How GI Resistance Altered the Course of History

By Paul Rockwell
In Motion Magazine

“Sir, No Sir,” A timely film, premiers week of 4/3/2006.

“General, your tank is a mighty vehicle.
It shatters the forest and crushes a hundred men.
But it has one defect:
It needs drivers.

General, a man is quite expendable.
He can fly and he can kill.
But he has one defect:
He can think.”
— Bertolt Brecht

When award-winning actors Jane Fonda and Donald Sutherland organized an anti-war review, touring US military bases and towns around the world, the GI rebellion against the war in Vietnam was already in full force.

In one theatrical episode, evoking laughter and applause from thousands of soldiers and Marines, Fonda played the part of an aide to President Richard Nixon.

“Richard,” she exclaims. “There’s a terrible demonstration going on outside.”
Nixon replies: “Oh, there’s always a demonstration going on outside.”
Fonda: “But Richard. This one is completely out of control. They’re storming the White House.”
“Oh, I think I better call out the 3rd Marines.” Nixon exclaims.
“You, can’t, Richard,” says Fonda.
“Why not?” says Nixon.
She answers: “Because they ARE the 3rd Marines!”

Archival footage of the Fonda tour appears in David Zeiger’s exciting new film, “Sir, No Sir,” which opens in select theatres throughout the US this month. (See for schedule.)

“Sir, No Sir,” the untold story of the GI movement to end the war in Vietnam, is a documentary. It’s not a work of nostalgia. It’s an activist film, and it comes at a time when GI resistance to the current war is spreading throughout the United States.

There are more than 100 films – fiction and nonfiction – about the war in Vietnam. Not one deals seriously with the most pivotal events of the time – the anti-war actions of GIs within the military.

The three-decade blackout of GI resistance is not due to any lack of evidence. Information about the resistance has always been available. According to the Pentagon, over 500,000 incidents of desertion took place between 1966 and 1977. Officers were fragged. Entire units refused to enter battle.

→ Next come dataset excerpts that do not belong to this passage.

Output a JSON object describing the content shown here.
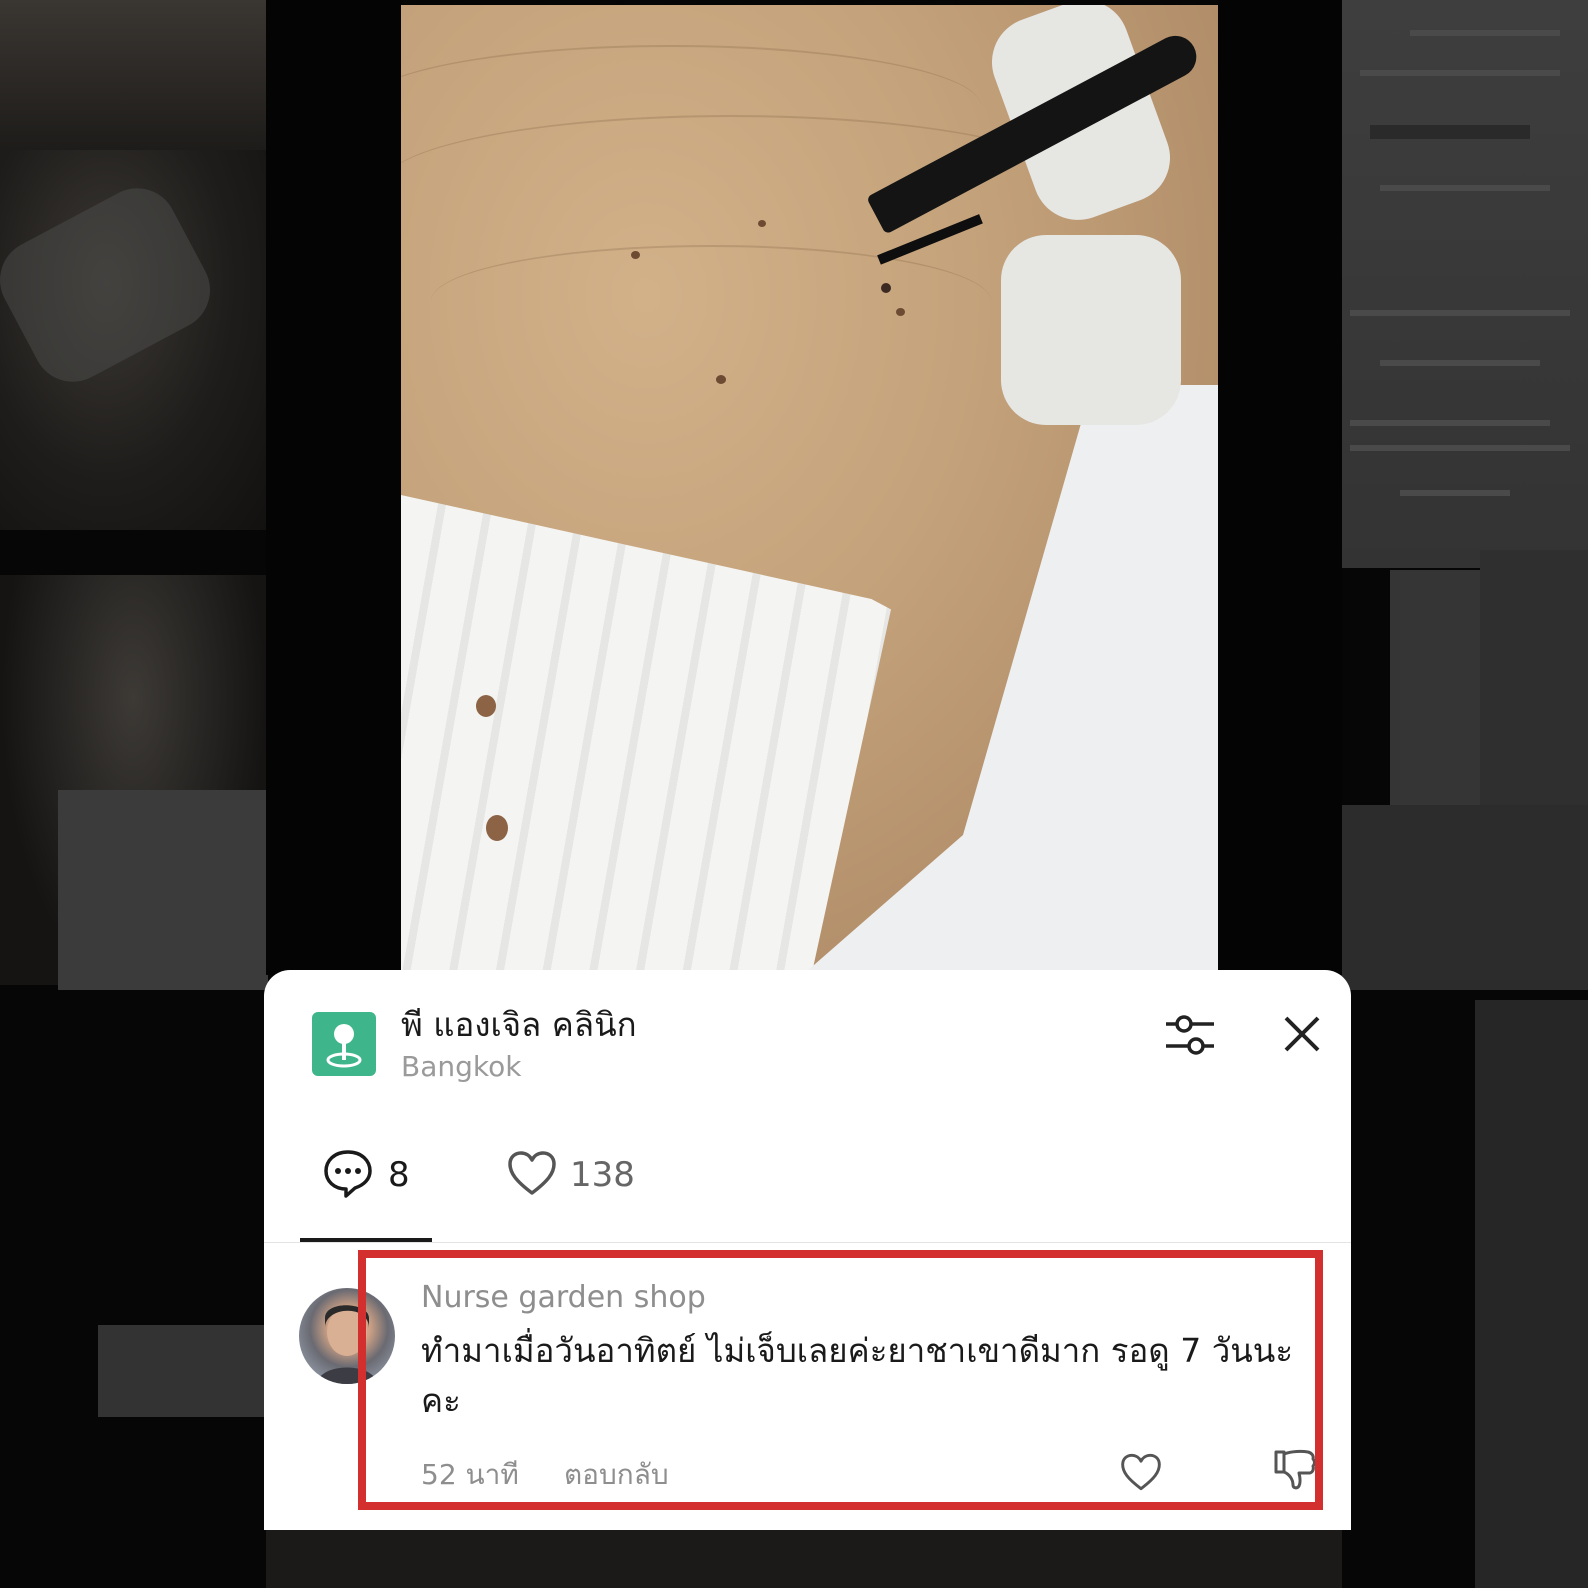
{
  "place": {
    "name": "พี แองเจิล คลินิก",
    "location": "Bangkok"
  },
  "tabs": {
    "comments_count": "8",
    "likes_count": "138"
  },
  "comment": {
    "author": "Nurse garden shop",
    "text": "ทำมาเมื่อวันอาทิตย์ ไม่เจ็บเลยค่ะยาชาเขาดีมาก รอดู 7 วันนะคะ",
    "time": "52 นาที",
    "reply_label": "ตอบกลับ"
  },
  "colors": {
    "highlight": "#d32f2f",
    "place_icon": "#3fb58c"
  },
  "icons": [
    "place-pin-icon",
    "filter-icon",
    "close-icon",
    "comment-bubble-icon",
    "heart-icon",
    "thumbs-down-icon"
  ]
}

Large social movements create their own “committees of correspondence” – communication systems beyond the control of power-holders and police authority. Despite prison sentences, police spies, agent provocateurs, vigilante bombing of their offices, coffeehouses and underground papers sprung up in the dusty, often remote towns that surrounded US military bases throughout the world. “Just about every base in the world had an underground paper,” Director Zeiger tells us in Mother Jones.

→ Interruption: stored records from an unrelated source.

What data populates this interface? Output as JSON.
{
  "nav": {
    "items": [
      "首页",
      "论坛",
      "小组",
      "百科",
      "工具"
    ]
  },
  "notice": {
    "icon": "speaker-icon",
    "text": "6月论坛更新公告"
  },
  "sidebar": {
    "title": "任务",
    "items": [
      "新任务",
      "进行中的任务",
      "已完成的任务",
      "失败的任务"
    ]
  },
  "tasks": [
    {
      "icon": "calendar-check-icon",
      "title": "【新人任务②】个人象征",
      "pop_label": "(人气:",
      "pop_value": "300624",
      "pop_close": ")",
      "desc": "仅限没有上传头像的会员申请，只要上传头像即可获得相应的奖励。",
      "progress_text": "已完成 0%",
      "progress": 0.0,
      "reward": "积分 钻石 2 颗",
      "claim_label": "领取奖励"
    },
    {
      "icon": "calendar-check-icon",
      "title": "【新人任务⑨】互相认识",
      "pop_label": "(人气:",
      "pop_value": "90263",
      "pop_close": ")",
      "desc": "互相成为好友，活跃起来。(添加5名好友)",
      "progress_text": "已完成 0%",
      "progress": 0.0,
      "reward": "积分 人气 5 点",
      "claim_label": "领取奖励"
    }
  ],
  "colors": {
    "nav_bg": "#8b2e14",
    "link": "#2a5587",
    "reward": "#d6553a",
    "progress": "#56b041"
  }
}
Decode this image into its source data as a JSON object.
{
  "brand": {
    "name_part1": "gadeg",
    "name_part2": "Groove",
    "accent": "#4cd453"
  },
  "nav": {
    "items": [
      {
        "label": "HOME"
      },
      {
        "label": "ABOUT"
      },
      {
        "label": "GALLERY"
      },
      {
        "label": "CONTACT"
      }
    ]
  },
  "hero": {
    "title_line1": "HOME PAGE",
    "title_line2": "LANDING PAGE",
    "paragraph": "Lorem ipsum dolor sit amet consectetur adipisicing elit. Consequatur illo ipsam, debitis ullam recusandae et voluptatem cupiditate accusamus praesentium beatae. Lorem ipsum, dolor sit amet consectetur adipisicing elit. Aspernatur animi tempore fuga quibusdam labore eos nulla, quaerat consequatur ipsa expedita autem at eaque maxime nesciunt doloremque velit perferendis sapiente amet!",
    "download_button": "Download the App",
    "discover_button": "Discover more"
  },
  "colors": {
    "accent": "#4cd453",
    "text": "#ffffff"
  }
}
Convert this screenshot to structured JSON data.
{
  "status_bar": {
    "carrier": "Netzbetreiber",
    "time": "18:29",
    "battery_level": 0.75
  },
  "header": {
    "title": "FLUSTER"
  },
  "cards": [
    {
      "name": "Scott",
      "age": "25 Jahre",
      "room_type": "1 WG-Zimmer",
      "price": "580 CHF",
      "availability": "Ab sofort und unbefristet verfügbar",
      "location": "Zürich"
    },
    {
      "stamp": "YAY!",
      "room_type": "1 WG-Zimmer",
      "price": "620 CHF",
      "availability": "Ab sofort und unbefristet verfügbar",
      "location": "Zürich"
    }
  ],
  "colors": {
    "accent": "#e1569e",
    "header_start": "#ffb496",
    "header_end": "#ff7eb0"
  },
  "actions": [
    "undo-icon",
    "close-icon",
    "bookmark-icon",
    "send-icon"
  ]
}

When the first coffeehouse opened in Columbia, South Carolina, near Fort Jackson, an average of six hundred GIs visited each week. Moved by the courage and audacity of soldiers for peace, civilians raised funds to help operate the coffeehouses and to provide legal defense.

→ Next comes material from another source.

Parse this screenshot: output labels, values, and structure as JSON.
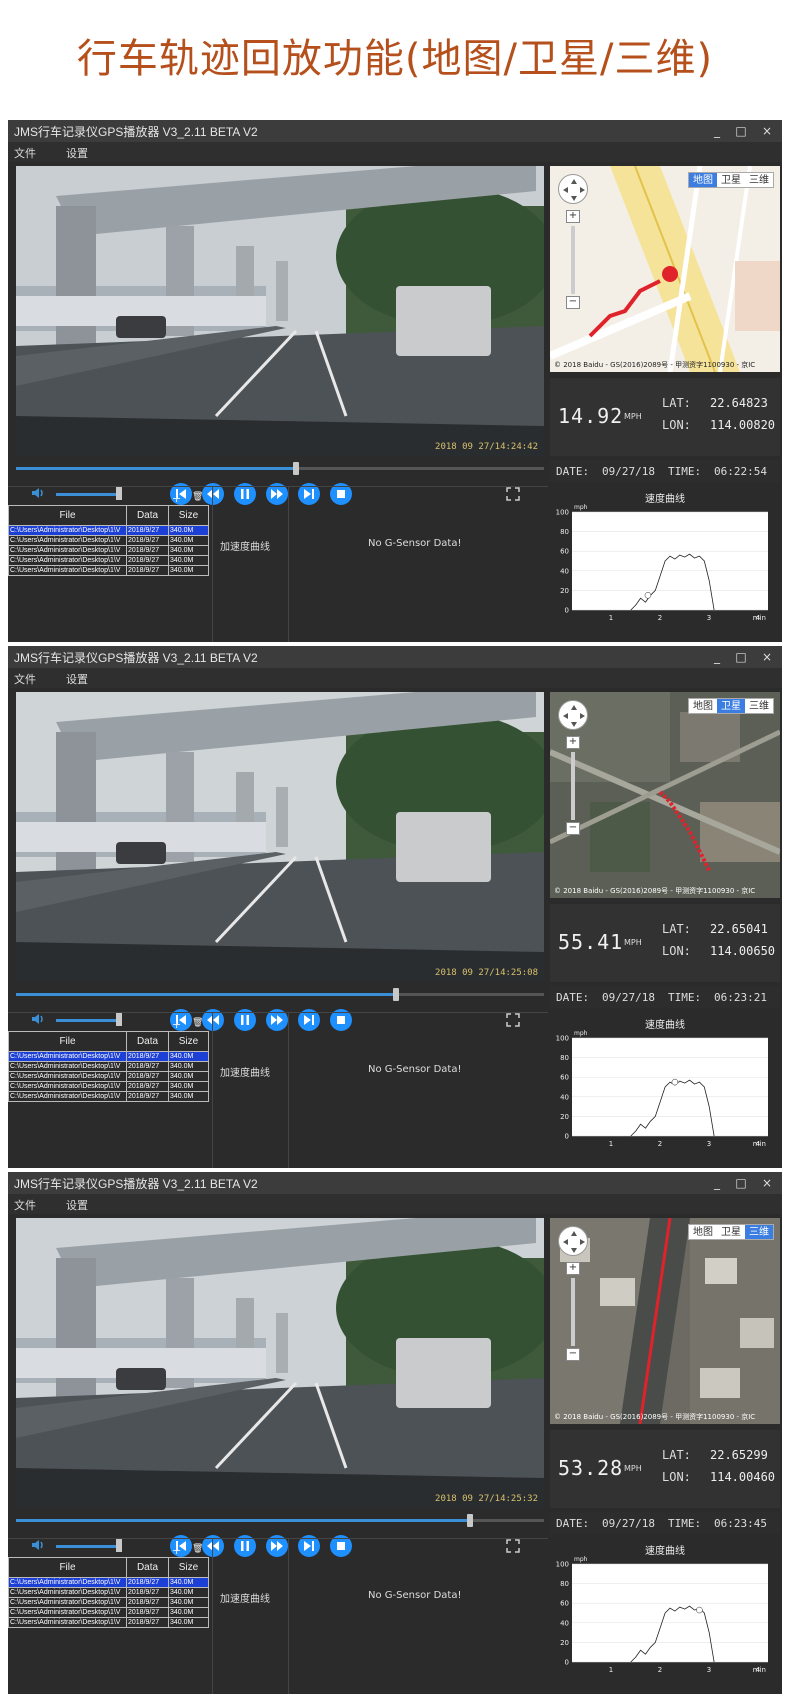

When local proprietors, like Tyrell Jewelers near Fort Hood, fleeced GIs, GI boycotts were common. At one point, the Department of Defense tripled its purchase of non-union produce in order to break the United Farm Workers boycott. American GIs, many from the fields and barrios of California, immediately joined the Farm Worker pickets. Mocking signs appeared on military bases saying “Officers Buy Lettuce.” The GI movement was a profoundly class-conscious movement.

A counter-culture blossomed inside the military. Affinity groups, like “The Buddies” and “The Freaks” were formed. Afros, rock and soul music, bracelets and beads, the use of peace signs and clenched fists – a culture antithetical to the totalitarian culture of military life – proliferated. Prison riots in the stockades, from Fort Dix to the Marine brig in Da Nang, were common by 1970.

In response to a detested recruitment slogan – “Fun, Travel, Adventure” – GIs named one periodical “FTA,” which meant “Fuck The Army.” When GIs ceased to cooperate with superiors, the military lost control of culture and communication.

Military attacks on GI rights – the right to hold meetings, to read papers, to think for themselves, to resist illegal orders – did not subdue the growing anti-military movement. Repression actually widened the resistance.